The US has joined forces with the Czech Republic and signed an agreement for a joint civil nuclear co-operation centre in Prague.
It will facilitate joint programmes and support regional initiatives in the fields of nuclear energy and security and is part of the nations’ plans in expanding their energy collaboration.
The news follows US President Barack Obama’s “Prague Vision” set out in 2009 when he laid out a nuclear agenda, including his commitment to the safe, secure and peaceful use of nuclear power around the world. He called for a new framework for peaceful nuclear co-operation so countries that “play by the rules” can get access to nuclear energy to meet demand for low carbon electricity.

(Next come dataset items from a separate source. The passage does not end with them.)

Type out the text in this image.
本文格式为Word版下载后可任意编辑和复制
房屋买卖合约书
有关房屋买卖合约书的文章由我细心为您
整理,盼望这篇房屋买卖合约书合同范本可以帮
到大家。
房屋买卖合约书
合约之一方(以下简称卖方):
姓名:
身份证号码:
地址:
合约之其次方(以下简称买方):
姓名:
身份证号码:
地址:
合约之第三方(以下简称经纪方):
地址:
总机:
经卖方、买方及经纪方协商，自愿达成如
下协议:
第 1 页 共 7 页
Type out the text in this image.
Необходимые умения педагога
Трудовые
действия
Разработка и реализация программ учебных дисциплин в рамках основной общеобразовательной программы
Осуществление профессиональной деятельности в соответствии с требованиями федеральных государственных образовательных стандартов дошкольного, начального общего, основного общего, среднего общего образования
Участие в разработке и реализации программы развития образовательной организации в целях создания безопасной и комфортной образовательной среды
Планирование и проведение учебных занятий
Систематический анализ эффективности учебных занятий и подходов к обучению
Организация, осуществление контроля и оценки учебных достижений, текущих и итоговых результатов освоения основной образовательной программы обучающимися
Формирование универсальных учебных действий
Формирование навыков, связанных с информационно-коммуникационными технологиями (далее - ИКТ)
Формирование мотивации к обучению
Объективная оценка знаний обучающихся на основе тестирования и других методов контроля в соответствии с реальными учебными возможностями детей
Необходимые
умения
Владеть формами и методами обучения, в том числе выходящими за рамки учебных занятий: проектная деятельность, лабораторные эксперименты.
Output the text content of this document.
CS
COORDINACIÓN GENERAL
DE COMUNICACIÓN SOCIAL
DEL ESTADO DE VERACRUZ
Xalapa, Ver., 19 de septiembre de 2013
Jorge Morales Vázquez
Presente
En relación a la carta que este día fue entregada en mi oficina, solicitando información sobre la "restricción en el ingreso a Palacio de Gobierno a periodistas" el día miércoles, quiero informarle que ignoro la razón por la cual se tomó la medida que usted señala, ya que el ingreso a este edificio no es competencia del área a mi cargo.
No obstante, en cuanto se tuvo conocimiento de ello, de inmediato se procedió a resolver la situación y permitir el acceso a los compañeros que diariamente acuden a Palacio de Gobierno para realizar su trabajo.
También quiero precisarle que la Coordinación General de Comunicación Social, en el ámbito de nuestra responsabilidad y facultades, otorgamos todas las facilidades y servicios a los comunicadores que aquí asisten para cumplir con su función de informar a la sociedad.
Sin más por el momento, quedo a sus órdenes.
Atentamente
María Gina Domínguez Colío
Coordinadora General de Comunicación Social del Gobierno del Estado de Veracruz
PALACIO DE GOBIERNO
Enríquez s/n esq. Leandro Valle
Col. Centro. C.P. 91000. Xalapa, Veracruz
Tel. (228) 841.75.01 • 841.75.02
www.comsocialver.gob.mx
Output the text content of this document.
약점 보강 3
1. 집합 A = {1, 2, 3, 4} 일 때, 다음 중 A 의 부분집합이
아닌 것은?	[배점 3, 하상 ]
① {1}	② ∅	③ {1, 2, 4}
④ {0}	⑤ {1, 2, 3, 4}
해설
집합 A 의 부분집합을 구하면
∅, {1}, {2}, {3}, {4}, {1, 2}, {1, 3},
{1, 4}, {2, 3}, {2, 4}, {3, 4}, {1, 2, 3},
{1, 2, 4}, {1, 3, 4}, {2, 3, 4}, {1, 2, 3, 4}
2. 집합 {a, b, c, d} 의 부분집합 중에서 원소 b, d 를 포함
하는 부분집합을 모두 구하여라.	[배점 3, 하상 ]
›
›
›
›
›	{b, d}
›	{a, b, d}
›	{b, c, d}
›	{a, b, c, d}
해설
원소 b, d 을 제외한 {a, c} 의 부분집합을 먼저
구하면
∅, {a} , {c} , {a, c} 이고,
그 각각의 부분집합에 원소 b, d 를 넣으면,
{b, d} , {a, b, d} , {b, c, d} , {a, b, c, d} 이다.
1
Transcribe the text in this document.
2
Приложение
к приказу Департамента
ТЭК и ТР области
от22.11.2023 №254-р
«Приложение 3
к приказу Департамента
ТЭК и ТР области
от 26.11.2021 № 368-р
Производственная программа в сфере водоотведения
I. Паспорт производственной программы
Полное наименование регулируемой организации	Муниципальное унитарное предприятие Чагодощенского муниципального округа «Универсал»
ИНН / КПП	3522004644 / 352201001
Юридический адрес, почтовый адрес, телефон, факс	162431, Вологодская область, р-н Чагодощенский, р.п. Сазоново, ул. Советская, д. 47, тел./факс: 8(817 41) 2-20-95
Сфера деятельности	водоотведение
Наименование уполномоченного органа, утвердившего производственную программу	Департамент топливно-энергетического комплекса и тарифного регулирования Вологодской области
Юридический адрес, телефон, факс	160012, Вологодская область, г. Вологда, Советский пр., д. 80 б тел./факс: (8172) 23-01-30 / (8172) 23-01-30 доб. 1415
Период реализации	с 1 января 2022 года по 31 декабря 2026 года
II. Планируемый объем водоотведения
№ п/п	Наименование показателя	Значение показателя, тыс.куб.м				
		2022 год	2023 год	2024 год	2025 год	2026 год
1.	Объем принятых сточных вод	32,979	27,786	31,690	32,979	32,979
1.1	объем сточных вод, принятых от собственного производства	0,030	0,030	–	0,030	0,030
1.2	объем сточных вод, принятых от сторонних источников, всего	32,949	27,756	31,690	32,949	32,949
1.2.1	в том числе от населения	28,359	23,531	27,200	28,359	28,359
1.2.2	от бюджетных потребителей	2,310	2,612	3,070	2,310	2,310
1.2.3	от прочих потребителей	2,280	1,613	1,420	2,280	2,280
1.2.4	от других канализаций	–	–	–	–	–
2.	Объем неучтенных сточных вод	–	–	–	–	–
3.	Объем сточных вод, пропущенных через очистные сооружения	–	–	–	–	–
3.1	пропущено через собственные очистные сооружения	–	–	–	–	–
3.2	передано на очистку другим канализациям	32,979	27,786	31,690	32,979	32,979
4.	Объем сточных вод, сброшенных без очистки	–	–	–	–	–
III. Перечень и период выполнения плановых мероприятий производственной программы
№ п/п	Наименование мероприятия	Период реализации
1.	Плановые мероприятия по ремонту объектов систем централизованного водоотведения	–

The US has pledged $500,000 (£319,476) in funding via contributions to the International Atomic Energy Agency’s (IAEA) Peaceful Uses Initiative for regional activities to be performed in collaboration with the Centre, including R&D workshops, seminars, training activities and academic exchanges.
Daniel Poneman, US Deputy Secretary of Energy said: “Given the breadth and depth of civil nuclear energy and nuclear security cooperation between our two countries, the United States and Czech Republic have agreed to jointly establish this Center in Prague and dedicate it to strengthening our collaboration in these areas.
“The Center will serve as a catalyst for our brightest scientists and researchers from our universities, national laboratories and private sectors to work together on advanced nuclear energy, nuclear security and non-proliferation technologies.”
The US and Czech Republic also signed a joint declaration expanding co-operation in civil nuclear energy research and development in 2010.